Concerns voiced by residents and problems noted by Councillors have been discussed regularly and on site. While not a perfect mechanism, it has meant that solutions have been found, actions have been taken, and when promises have not been kept, questions have been asked directly. The last meeting was held on Feb. 25th and four issues were raised.
The new street lighting on Tarporley Road is to be completed and the grass verges repaired where old lamp-posts have been removed. Councillor Cotgreave has also asked that gaps in the hedge be replanted and supported by post and rail fencing while the new saplings get established. All parties are anxious to ensure that informal exit points are not created by people looking for shortcuts into the village.
The state of the new pavement has caused concerns, and at least one pedestrian fall. In many cases such issues are left to the last few weeks of a development as the estate is finally 'tidied up' but Taylor Wimpey have agreed to undertake this within the next few weeks so that existing residents can walk into the village safely.
Councillor Cotgreave also asked that the pedestrian link through the Broomheath Lane be completed soon so that children and their parents can start using this planned short-cut to the school.

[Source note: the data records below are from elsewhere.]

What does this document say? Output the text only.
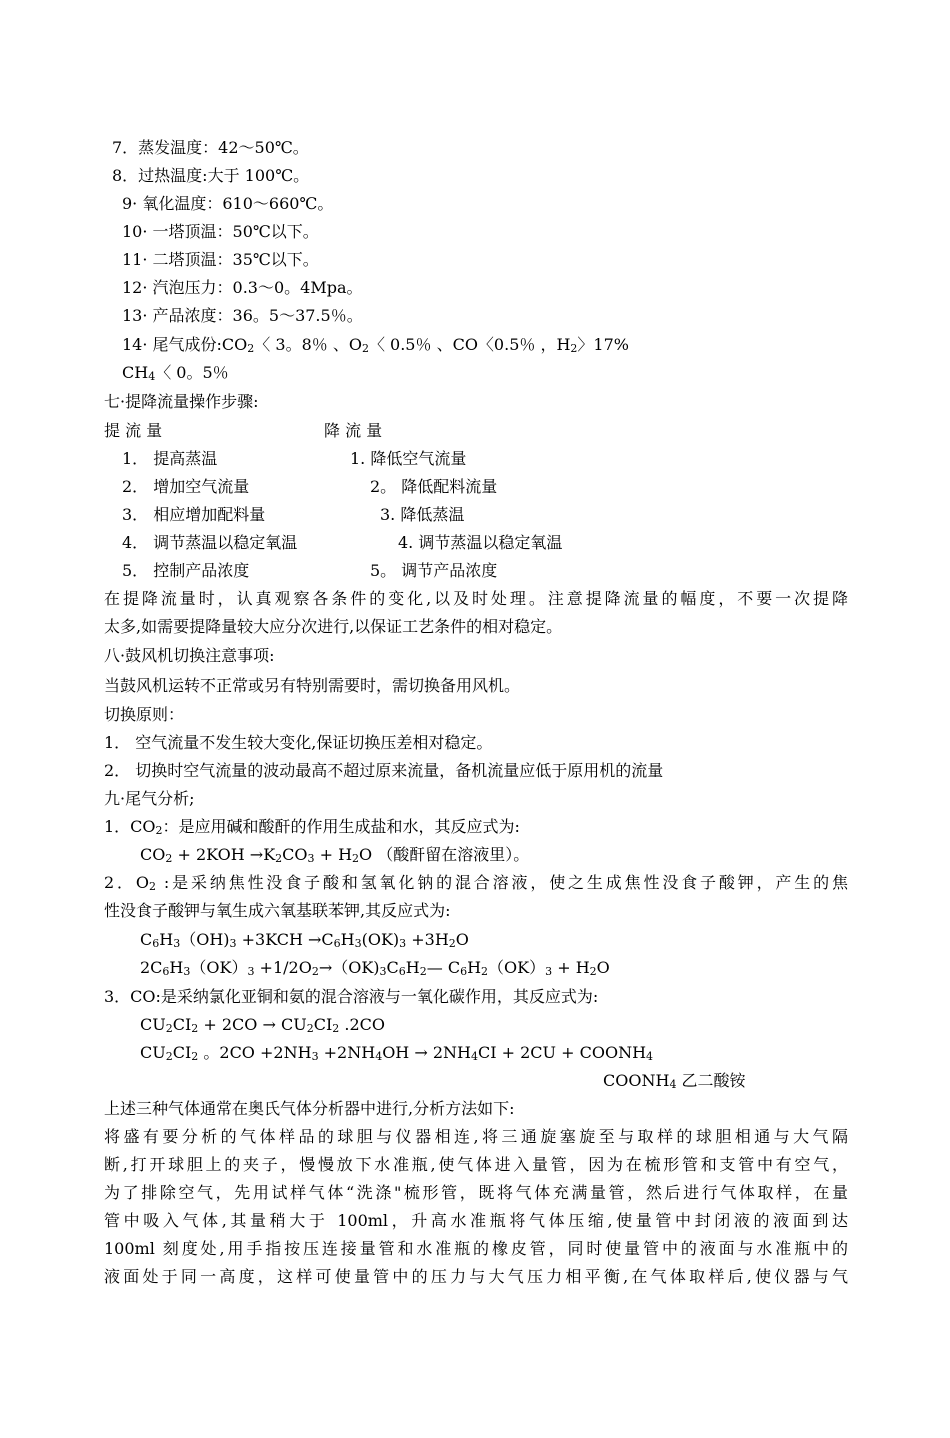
7．蒸发温度：42～50℃。
8．过热温度:大于 100℃。
9· 氧化温度：610～660℃。
10· 一塔顶温：50℃以下。
11· 二塔顶温：35℃以下。
12· 汽泡压力：0.3～0。4Mpa。
13· 产品浓度：36。5～37.5％。
14· 尾气成份$:CO_2$〈 3。8％ 、$O_2$〈 0.5％ 、CO〈0.5％ ，$H_2$〉17%
$CH_4$〈 0。5％
七·提降流量操作步骤:
提 流 量	降 流 量
1． 提高蒸温	1. 降低空气流量
2． 增加空气流量	2。 降低配料流量
3． 相应增加配料量	3. 降低蒸温
4． 调节蒸温以稳定氧温	4. 调节蒸温以稳定氧温
5． 控制产品浓度	5。 调节产品浓度
在提降流量时，认真观察各条件的变化,以及时处理。注意提降流量的幅度，不要一次提降
太多,如需要提降量较大应分次进行,以保证工艺条件的相对稳定。
八·鼓风机切换注意事项:
当鼓风机运转不正常或另有特别需要时，需切换备用风机。
切换原则：
1． 空气流量不发生较大变化,保证切换压差相对稳定。
2． 切换时空气流量的波动最高不超过原来流量，备机流量应低于原用机的流量
九·尾气分析;
1．$CO_2$：是应用碱和酸酐的作用生成盐和水，其反应式为:
$CO_2 + 2KOH \to K_2CO_3 + H_2O$ （酸酐留在溶液里）。
2．$O_2$ :是采纳焦性没食子酸和氢氧化钠的混合溶液，使之生成焦性没食子酸钾，产生的焦
性没食子酸钾与氧生成六氧基联苯钾,其反应式为:
$C_6H_3(OH)_3 +3KCH \to C_6H_3(OK)_3 +3H_2O$
$2C_6H_3(OK)_3$ $+1/2O_2\to(OK)_3C_6H_2—$ $C_6H_2(OK)_3 + H_2O$
3．CO:是采纳氯化亚铜和氨的混合溶液与一氧化碳作用，其反应式为:
$CU_2CI_2 + 2CO \to CU_2CI_2$ .2CO
$CU_2CI_2$ 。$2CO +2NH_3 +2NH_4OH \to 2NH_4CI + 2CU$ + $COONH_4$
$COONH_4$ 乙二酸铵
上述三种气体通常在奥氏气体分析器中进行,分析方法如下:
将盛有要分析的气体样品的球胆与仪器相连,将三通旋塞旋至与取样的球胆相通与大气隔
断,打开球胆上的夹子，慢慢放下水准瓶,使气体进入量管，因为在梳形管和支管中有空气，
为了排除空气，先用试样气体“洗涤"梳形管，既将气体充满量管，然后进行气体取样，在量
管中吸入气体,其量稍大于 100ml，升高水准瓶将气体压缩,使量管中封闭液的液面到达
100ml 刻度处,用手指按压连接量管和水准瓶的橡皮管，同时使量管中的液面与水准瓶中的
液面处于同一高度，这样可使量管中的压力与大气压力相平衡,在气体取样后,使仪器与气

On the first three issues work has been promised within 6 weeks and the Parish Council will be keen to ensure that these promises are kept.
One issue not raised at the site meeting but discussed at the Parish Council meeting, was a complaint from a new resident who was dismayed to find that the noise abatement barrier alongside the by-pass stopped before her house and before the end of the estate, leaving her and nearby residents exposed to what she felt was an unacceptable amount of road noise.
A check of the original plans revealed that this shortened barrier was actually correct, defined probably by a specific, projected noise value initially calculated by engineers when the environmental study was done prior to building. However, when a number is calculated to dictate a certain action, there is always a problem for those who live just outside that value, as is probably the case here.
The Parish Council feels that the cost of the extra few yards of noise barrier would be a very small part of the total cost of the development and would greatly benefit the residents affected, even though, technically and legally, it might not need to be built.
As well as making formal written representations, Councillor Cotgreave will raise this at the next site meeting. It is sincerely hoped that the goodwill built up between all parties will mean a solution can be found.